Han Ruyi viu nisso um mau presságio, mas, com Zhang Yucai ainda ali, sentia-se seguro. O rapaz parecia exultar, vendo o serviço ao Imperador como uma grande conquista.
A noite caiu, todos se retiraram e, mesmo contrariado, o Príncipe do Mar Oriental foi para o novo quarto, resmungando que ainda recuperaria o lugar de direito.
Zhang Yucai e Qinge ocuparam-se de arrumar tudo; o leito extra junto à poltrona tranquilizou Han Ruyi, convencido de que seu plano funcionara e que escaparia mais uma vez.
Alegrou-se cedo demais.

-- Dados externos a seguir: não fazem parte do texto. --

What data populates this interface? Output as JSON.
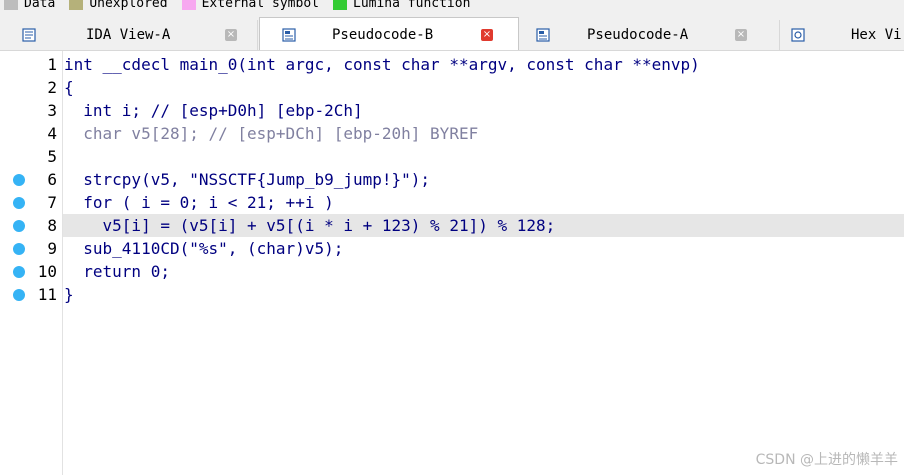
{
  "legend": [
    {
      "label": "Data",
      "color": "#bdbdbd"
    },
    {
      "label": "Unexplored",
      "color": "#b5b17a"
    },
    {
      "label": "External symbol",
      "color": "#f7a8f0"
    },
    {
      "label": "Lumina function",
      "color": "#33cc33"
    }
  ],
  "tabs": [
    {
      "label": "IDA View-A",
      "icon": "disassembly-view-icon",
      "close": "×",
      "active": false
    },
    {
      "label": "Pseudocode-B",
      "icon": "pseudocode-view-icon",
      "close": "×",
      "active": true
    },
    {
      "label": "Pseudocode-A",
      "icon": "pseudocode-view-icon",
      "close": "×",
      "active": false
    },
    {
      "label": "Hex Vi",
      "icon": "hex-view-icon",
      "close": "",
      "active": false
    }
  ],
  "code": {
    "lines": [
      {
        "num": "1",
        "text": "int __cdecl main_0(int argc, const char **argv, const char **envp)",
        "bp": false
      },
      {
        "num": "2",
        "text": "{",
        "bp": false
      },
      {
        "num": "3",
        "text": "  int i; // [esp+D0h] [ebp-2Ch]",
        "bp": false
      },
      {
        "num": "4",
        "text": "  char v5[28]; // [esp+DCh] [ebp-20h] BYREF",
        "bp": false
      },
      {
        "num": "5",
        "text": "",
        "bp": false
      },
      {
        "num": "6",
        "text": "  strcpy(v5, \"NSSCTF{Jump_b9_jump!}\");",
        "bp": true
      },
      {
        "num": "7",
        "text": "  for ( i = 0; i < 21; ++i )",
        "bp": true
      },
      {
        "num": "8",
        "text": "    v5[i] = (v5[i] + v5[(i * i + 123) % 21]) % 128;",
        "bp": true
      },
      {
        "num": "9",
        "text": "  sub_4110CD(\"%s\", (char)v5);",
        "bp": true
      },
      {
        "num": "10",
        "text": "  return 0;",
        "bp": true
      },
      {
        "num": "11",
        "text": "}",
        "bp": true
      }
    ],
    "highlight_line": "8"
  },
  "watermark": "CSDN @上进的懒羊羊"
}
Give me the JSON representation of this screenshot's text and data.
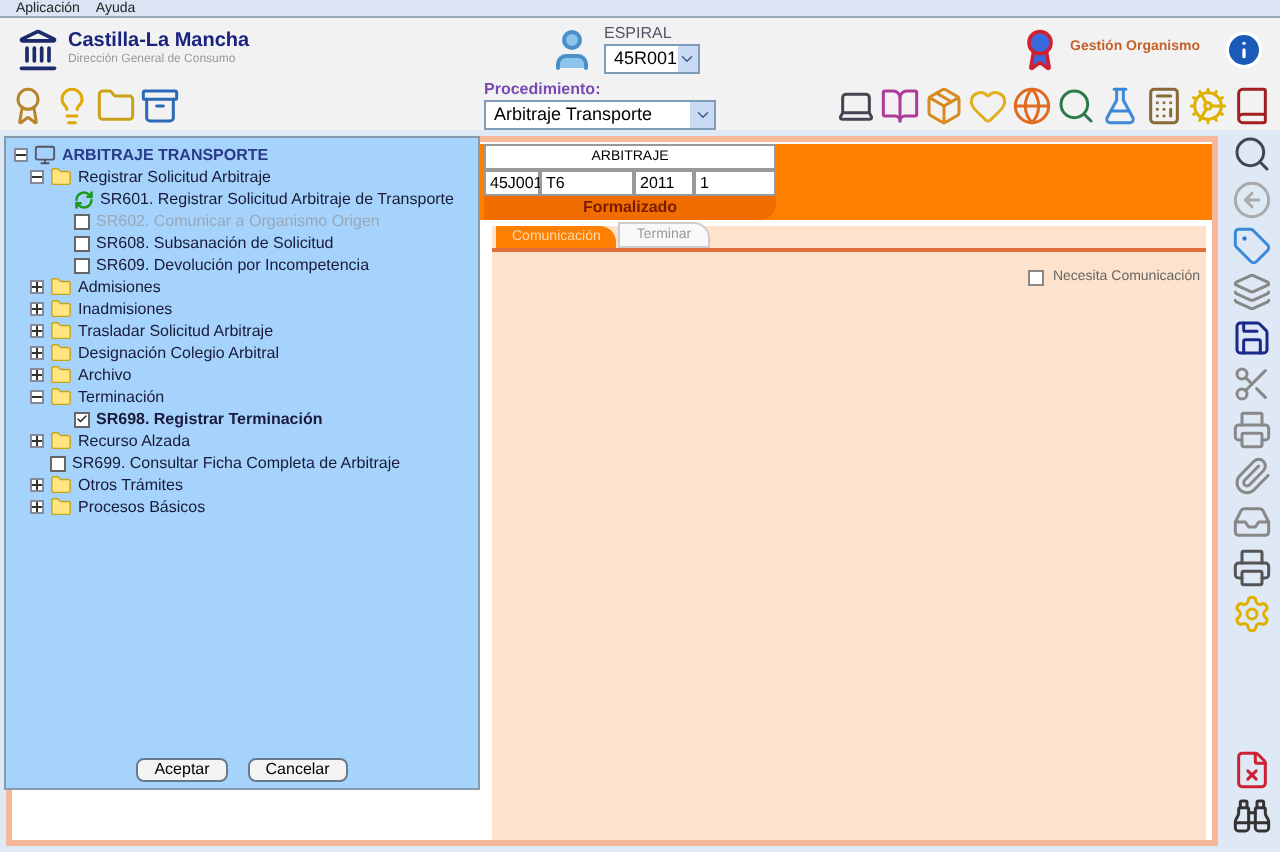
{
  "menu_bar": [
    "Aplicación",
    "Ayuda"
  ],
  "header": {
    "org_name": "Castilla-La Mancha",
    "org_subtitle": "Dirección General de Consumo",
    "user_label": "ESPIRAL",
    "user_value": "45R001",
    "section": "Gestión Organismo"
  },
  "procedure": {
    "label": "Procedimiento:",
    "value": "Arbitraje Transporte"
  },
  "record": {
    "title": "ARBITRAJE",
    "cells": [
      "45J001",
      "T6",
      "2011",
      "1"
    ],
    "status": "Formalizado"
  },
  "tabs": [
    {
      "label": "Comunicación",
      "selected": true
    },
    {
      "label": "Terminar",
      "selected": false
    }
  ],
  "options": [
    {
      "label": "Necesita Comunicación",
      "checked": false
    }
  ],
  "tree": {
    "label": "ARBITRAJE TRANSPORTE",
    "expanded": true,
    "children": [
      {
        "kind": "folder",
        "label": "Registrar Solicitud Arbitraje",
        "expanded": true,
        "children": [
          {
            "kind": "current",
            "label": "SR601. Registrar Solicitud Arbitraje de Transporte"
          },
          {
            "kind": "task",
            "label": "SR602. Comunicar a Organismo Origen",
            "checked": false,
            "disabled": true
          },
          {
            "kind": "task",
            "label": "SR608. Subsanación de Solicitud",
            "checked": false,
            "disabled": false
          },
          {
            "kind": "task",
            "label": "SR609. Devolución por Incompetencia",
            "checked": false,
            "disabled": false
          }
        ]
      },
      {
        "kind": "folder",
        "label": "Admisiones",
        "expanded": false
      },
      {
        "kind": "folder",
        "label": "Inadmisiones",
        "expanded": false
      },
      {
        "kind": "folder",
        "label": "Trasladar Solicitud Arbitraje",
        "expanded": false
      },
      {
        "kind": "folder",
        "label": "Designación Colegio Arbitral",
        "expanded": false
      },
      {
        "kind": "folder",
        "label": "Archivo",
        "expanded": false
      },
      {
        "kind": "folder",
        "label": "Terminación",
        "expanded": true,
        "children": [
          {
            "kind": "task",
            "label": "SR698. Registrar Terminación",
            "checked": true,
            "disabled": false
          }
        ]
      },
      {
        "kind": "folder",
        "label": "Recurso Alzada",
        "expanded": false
      },
      {
        "kind": "task",
        "label": "SR699. Consultar Ficha Completa de Arbitraje",
        "checked": false,
        "disabled": false
      },
      {
        "kind": "folder",
        "label": "Otros Trámites",
        "expanded": false
      },
      {
        "kind": "folder",
        "label": "Procesos Básicos",
        "expanded": false
      }
    ]
  },
  "dialog_buttons": [
    "Aceptar",
    "Cancelar"
  ]
}
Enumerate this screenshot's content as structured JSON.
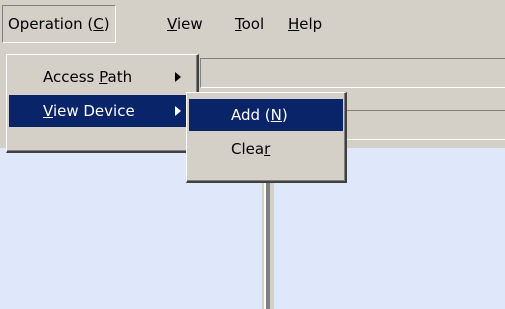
{
  "menubar": {
    "items": [
      {
        "label_pre": "Operation (",
        "label_u": "C",
        "label_post": ")"
      },
      {
        "label_pre": "",
        "label_u": "V",
        "label_post": "iew"
      },
      {
        "label_pre": "",
        "label_u": "T",
        "label_post": "ool"
      },
      {
        "label_pre": "",
        "label_u": "H",
        "label_post": "elp"
      }
    ]
  },
  "operation_menu": {
    "items": [
      {
        "label_pre": "Access ",
        "label_u": "P",
        "label_post": "ath",
        "has_submenu": true,
        "selected": false
      },
      {
        "label_pre": "",
        "label_u": "V",
        "label_post": "iew Device",
        "has_submenu": true,
        "selected": true
      }
    ]
  },
  "view_device_submenu": {
    "items": [
      {
        "label_pre": "Add (",
        "label_u": "N",
        "label_post": ")",
        "selected": true
      },
      {
        "label_pre": "Clea",
        "label_u": "r",
        "label_post": "",
        "selected": false
      }
    ]
  },
  "colors": {
    "menu_bg": "#d4d0c8",
    "highlight": "#0a246a",
    "pane_bg": "#dfe7fb"
  }
}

Quando tudo estava pronto para dormir, um visitante inesperado apareceu: o eunuco Zuo Ji entrou sem bater, examinando o quarto. Zhang Yucai e Qinge saíram discretamente.
— O que deseja? Preciso descansar — disse Han Ruyi, tentando usar a autoridade imperial recém-conquistada.
Zuo Ji apenas sorriu, de modo afável, mas com uma insolência implícita:
— Majestade está doente?
— Não, estou muito bem.
— Então por que rejeita as mulheres?
A franqueza de Zuo Ji fez Han Ruyi corar.
— As revoltas no Leste ainda não cessaram. Sou jovem demais para tais assuntos... Quem o enviou?
Zuo Ji balançou a cabeça, sorrindo:
— A preocupação de Vossa Majestade com o império é louvável. Mas as rebeliões podem ser deixadas aos ministros, a corte está segura sob a regência da Imperatriz. Cumprir o dever conjugal é agora sua maior responsabilidade.
— Pensarei nisso, mas não será esta noite — tentou Han Ruyi, postergando, na esperança de que Yang Feng regressasse logo.
O sorriso sumiu do rosto de Zuo Ji.
— Será esta noite. Não se pode adiar mais.